The Art of Business

Disposing the Disposable Way:
Making Sense of Re-Usable, Cotton Diapers


Vicki Caston, Ron Rozman and Coleen Simms of
BetterWay Diaper Service

Every year, consumers buy thousands of pairs of wood pulp and plastic underwear, only to throw them out after just a few hours’ use. This happens even though the process kills billions of trees and adds millions of pounds of solid waste to our landfills for what some experts believe could take 500 years to decompose. Welcome to the world of disposable diapers.

Ron Rozman, owner and founder of BetterWay Diaper Service, a cotton diaper service for Ulster, Dutchess and Orange counties, was disgusted by those figures and took action against it. “We’re literally keeping millions of disposable diapers out of local landfills just because of what we’re doing,” he said, then lamented how most young people today automatically think of disposable diapers when they hear the word “diaper”. “Before disposables were invented in the sixties,” Rozman explained, “everyone used cotton.” And cotton diapers are far from disposable. At BetterWay, each cotton diaper gets approximately 200 uses before it’s considered a rag, and then sold to local auto-detailing shops before buried in landfills to decompose within about a year’s time.
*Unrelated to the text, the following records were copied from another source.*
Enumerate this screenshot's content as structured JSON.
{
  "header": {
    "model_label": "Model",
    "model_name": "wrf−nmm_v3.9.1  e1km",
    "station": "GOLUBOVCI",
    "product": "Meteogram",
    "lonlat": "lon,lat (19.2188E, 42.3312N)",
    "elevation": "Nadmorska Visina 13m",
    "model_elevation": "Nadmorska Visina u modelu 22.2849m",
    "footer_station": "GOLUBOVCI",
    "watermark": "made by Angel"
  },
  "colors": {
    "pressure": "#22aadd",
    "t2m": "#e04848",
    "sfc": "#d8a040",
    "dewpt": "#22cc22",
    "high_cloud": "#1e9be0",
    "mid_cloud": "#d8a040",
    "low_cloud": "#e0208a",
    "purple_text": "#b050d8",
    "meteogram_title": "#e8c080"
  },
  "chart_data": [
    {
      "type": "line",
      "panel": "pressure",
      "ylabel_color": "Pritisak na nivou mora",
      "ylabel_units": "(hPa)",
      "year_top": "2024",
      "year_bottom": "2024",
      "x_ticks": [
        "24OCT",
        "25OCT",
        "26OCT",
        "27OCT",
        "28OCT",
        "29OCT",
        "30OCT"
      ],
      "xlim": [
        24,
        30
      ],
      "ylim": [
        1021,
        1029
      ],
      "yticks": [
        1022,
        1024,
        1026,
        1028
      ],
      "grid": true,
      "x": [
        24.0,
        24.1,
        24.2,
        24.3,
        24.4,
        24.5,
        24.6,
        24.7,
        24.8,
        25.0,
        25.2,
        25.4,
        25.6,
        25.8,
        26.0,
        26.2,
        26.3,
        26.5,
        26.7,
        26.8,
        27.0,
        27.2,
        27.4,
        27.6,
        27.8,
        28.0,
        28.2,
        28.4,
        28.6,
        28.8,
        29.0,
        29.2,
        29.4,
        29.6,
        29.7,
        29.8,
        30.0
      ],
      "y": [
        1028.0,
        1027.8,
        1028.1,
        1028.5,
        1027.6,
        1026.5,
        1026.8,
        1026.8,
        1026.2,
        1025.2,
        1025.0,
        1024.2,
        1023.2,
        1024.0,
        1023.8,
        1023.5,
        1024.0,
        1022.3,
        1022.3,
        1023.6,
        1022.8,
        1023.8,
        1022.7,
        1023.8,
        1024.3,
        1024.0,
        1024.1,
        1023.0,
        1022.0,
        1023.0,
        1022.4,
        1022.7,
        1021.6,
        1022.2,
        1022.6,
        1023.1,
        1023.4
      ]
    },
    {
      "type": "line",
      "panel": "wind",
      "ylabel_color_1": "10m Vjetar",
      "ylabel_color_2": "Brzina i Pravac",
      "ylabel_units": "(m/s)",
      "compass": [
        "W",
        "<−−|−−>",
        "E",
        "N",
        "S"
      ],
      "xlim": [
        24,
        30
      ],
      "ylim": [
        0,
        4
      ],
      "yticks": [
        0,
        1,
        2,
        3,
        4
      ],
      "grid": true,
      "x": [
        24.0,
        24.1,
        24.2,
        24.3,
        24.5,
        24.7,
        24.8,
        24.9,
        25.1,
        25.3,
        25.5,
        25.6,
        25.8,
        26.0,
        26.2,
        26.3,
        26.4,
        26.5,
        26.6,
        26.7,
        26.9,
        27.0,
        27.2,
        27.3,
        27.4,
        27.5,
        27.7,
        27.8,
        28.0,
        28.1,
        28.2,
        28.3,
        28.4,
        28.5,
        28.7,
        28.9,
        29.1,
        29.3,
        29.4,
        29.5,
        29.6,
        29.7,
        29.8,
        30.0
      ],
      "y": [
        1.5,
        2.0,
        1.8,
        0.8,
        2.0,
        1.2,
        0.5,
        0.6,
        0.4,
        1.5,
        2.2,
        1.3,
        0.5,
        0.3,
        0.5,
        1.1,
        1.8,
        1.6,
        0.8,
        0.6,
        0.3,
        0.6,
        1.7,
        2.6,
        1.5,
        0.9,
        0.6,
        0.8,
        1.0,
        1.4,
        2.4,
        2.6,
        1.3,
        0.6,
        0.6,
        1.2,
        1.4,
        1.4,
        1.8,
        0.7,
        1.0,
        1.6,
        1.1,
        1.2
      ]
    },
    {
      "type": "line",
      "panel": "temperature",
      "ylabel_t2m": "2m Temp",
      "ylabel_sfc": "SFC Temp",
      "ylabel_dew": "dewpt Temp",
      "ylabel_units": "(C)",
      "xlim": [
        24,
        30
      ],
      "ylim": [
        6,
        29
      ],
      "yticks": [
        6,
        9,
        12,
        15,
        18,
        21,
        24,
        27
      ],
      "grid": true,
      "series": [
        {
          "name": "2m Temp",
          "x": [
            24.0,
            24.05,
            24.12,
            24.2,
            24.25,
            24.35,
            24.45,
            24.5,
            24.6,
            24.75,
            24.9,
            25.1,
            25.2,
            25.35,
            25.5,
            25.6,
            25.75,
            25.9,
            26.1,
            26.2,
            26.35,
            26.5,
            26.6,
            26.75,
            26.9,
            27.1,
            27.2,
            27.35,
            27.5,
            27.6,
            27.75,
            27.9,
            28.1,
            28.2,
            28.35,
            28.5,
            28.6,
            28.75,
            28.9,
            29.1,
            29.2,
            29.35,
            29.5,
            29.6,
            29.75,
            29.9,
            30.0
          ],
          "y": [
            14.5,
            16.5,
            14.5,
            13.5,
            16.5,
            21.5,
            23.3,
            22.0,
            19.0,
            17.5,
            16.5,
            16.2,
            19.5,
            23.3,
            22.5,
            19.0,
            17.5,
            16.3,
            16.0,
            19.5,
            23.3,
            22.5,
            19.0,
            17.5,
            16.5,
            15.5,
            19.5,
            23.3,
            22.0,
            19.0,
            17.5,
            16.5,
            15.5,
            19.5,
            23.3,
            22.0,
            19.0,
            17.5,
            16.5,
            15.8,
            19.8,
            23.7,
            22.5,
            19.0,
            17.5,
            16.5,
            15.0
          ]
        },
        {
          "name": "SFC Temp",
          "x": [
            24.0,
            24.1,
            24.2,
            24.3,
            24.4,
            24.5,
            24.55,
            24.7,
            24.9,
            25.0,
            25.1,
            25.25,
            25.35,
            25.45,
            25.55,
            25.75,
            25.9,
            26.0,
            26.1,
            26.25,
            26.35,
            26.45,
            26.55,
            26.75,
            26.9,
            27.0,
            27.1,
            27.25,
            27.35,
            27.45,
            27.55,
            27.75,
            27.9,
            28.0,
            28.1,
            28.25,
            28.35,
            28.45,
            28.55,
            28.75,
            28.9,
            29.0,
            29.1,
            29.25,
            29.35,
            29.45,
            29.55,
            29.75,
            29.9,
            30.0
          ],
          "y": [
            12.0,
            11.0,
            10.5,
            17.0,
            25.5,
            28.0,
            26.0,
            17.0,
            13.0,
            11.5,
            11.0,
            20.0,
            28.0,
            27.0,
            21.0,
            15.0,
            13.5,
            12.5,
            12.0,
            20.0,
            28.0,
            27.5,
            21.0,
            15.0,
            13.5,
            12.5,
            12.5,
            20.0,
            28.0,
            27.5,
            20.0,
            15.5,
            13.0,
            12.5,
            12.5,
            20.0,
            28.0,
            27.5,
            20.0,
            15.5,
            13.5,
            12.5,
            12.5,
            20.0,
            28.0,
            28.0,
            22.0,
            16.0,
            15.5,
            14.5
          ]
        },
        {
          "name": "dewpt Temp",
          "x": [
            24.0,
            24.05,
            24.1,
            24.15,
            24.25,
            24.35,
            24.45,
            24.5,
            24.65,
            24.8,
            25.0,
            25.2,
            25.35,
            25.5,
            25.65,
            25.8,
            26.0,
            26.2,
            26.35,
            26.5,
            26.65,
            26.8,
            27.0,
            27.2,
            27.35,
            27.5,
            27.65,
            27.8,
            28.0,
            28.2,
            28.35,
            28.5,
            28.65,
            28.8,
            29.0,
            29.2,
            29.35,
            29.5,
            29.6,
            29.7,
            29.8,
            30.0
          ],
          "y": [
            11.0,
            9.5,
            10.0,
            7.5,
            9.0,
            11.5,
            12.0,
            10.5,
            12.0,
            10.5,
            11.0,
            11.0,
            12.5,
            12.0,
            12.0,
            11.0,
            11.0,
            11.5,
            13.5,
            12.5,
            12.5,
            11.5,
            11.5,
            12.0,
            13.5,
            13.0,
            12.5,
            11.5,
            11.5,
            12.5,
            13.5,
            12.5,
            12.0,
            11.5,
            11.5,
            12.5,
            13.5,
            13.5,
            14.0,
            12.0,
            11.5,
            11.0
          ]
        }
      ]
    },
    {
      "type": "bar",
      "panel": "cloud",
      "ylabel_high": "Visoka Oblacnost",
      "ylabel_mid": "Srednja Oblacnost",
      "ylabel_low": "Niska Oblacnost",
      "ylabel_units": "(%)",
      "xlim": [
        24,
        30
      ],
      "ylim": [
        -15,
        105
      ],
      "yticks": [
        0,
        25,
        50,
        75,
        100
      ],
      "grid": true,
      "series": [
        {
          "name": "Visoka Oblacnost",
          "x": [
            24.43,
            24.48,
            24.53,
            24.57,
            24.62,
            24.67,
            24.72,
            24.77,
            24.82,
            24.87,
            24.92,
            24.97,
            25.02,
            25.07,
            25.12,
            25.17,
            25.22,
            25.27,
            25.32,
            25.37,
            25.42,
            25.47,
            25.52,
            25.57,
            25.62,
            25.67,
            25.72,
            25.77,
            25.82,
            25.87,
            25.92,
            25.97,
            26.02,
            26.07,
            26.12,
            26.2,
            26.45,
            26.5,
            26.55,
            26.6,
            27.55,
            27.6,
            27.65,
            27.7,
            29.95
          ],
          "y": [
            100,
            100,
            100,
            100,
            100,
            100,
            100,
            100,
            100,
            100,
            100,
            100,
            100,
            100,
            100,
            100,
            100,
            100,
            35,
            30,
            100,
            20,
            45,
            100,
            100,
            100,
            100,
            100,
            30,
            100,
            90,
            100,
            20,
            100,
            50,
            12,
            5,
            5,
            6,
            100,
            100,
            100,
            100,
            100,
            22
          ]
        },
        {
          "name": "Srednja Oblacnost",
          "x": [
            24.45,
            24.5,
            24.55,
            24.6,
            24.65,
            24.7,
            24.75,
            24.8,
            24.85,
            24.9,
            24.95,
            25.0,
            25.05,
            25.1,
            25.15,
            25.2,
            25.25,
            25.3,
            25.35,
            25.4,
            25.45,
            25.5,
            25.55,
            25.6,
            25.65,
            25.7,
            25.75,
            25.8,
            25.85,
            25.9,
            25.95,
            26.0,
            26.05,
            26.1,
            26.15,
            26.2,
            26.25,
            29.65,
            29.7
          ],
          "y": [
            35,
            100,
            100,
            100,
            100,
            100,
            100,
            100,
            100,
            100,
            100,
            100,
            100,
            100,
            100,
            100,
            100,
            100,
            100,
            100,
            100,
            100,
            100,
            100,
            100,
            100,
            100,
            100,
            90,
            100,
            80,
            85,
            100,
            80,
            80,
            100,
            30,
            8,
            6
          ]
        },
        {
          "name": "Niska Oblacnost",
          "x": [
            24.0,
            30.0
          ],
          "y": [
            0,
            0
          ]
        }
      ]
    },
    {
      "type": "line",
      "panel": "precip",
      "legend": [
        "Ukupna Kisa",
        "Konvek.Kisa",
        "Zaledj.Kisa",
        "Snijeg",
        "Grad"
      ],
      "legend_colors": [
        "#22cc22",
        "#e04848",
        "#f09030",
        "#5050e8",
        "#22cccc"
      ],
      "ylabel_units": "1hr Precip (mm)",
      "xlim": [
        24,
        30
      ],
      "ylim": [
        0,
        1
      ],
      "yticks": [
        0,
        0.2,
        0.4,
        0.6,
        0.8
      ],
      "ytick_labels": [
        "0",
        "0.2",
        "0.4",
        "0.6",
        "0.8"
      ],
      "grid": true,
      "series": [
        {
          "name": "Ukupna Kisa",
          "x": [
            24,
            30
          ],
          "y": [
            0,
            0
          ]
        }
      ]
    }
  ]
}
BetterWay Diaper, a weekly service, has been delivering clean cotton diapers to households and picking up the dirty ones for the past 11 years. “You never have to go to the store,” Rozman boasted, even though that is, by far, not the greatest perk of using the service.

According to a pamphlet published by the New York State Consumer Protection Board, the average child uses 60 diapers per week and newborns as many as 80 per week, and by the time they are toilet trained, he or she will have used approximately 8,000 to 10,000 diapers in all. That’s a lot of waste, but think of it in terms of cost as well. The price of a 58-pack of Huggies Ultratrim diapers, for instance, goes for around $19.49, while 60 cotton diapers from BetterWay, costs $12.75 (including pickup and delivery).

Rozman also explained how in the 1960s, approximately 94 percent of 30-month-old babies were potty trained, as opposed to the approximately 30 percent today. “The reason is that kids aren’t uncomfortable peeing in disposable diapers,” he said, “and now they even make pull-ups for four and five year olds.”

Rozman also pH balances BetterWay’s cotton diapers to 5.5 every time they’re washed to prevent diaper rash. “That way the diaper isn’t too acidic or too alkaline,” he explained, “which is safe for babies’ delicate skin.”
Rozman was no entrepreneurial neophyte when he opened BetterWay in 1990. In 1972, he started Hudson Valley Magazine, and in 1979, he started Mid-Hudson Marketing, which handled such accounts as the Bardavon Opera House and the Mid-Hudson Civic Center. And although both of those businesses—which he is no longer involved with—were successful, he never quite experienced the satisfaction he has from working at his diaper service.
“What I do now really makes a difference on a daily basis,” he said. “I know that me and the three people who work with me are keeping millions of pounds of solid waste out of the landfills each year.”